BARITO SELATAN – Kepolisian Resor (Polres) Barito Selatan, Polda Kalimantan Tengah, mengamankan pelaksanaan aksi unjuk rasa damai di Kantor Dewan Perwakilan Rakyat Daerah (DPRD) Kabupaten Barito Selatan, Senin (3/8/2026) pagi.
Aksi tersebut merupakan bentuk penyampaian aspirasi masyarakat terkait tuntutan kepada pihak PLN. Dalam pengamanan kegiatan, personel Polres Barito Selatan ditempatkan di sejumlah titik strategis guna memastikan seluruh rangkaian aksi berlangsung aman, tertib, dan kondusif.
Polres Barito Selatan mengedepankan pendekatan humanis dalam memberikan pelayanan pengamanan.
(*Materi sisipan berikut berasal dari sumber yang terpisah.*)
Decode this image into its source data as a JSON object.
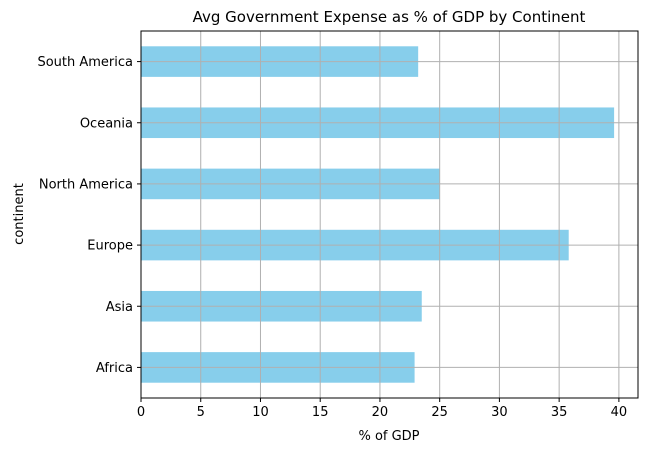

Langkah tersebut dilakukan dengan tetap menghormati hak masyarakat untuk menyampaikan pendapat di muka umum sesuai dengan ketentuan yang berlaku.
Kapolres Barito Selatan AKBP Jecson R. Hutapea, S.I.K., M.H., melalui Kabagops AKP Afif Hasan, S.H., M.M., mengatakan bahwa personel telah diarahkan untuk mengutamakan komunikasi yang baik selama pelaksanaan aksi.
“Pengamanan dilakukan dengan mengedepankan sikap humanis dan menghormati hak masyarakat dalam menyampaikan pendapat. Personel kami minta tetap mengutamakan komunikasi yang baik agar seluruh rangkaian kegiatan berlangsung aman dan kondusif,” ujar AKP Afif Hasan.
Selain melakukan pengamanan, personel juga memberikan imbauan kepada peserta aksi agar tetap menjaga ketertiban serta tidak mengganggu pengguna jalan dan aktivitas masyarakat lainnya.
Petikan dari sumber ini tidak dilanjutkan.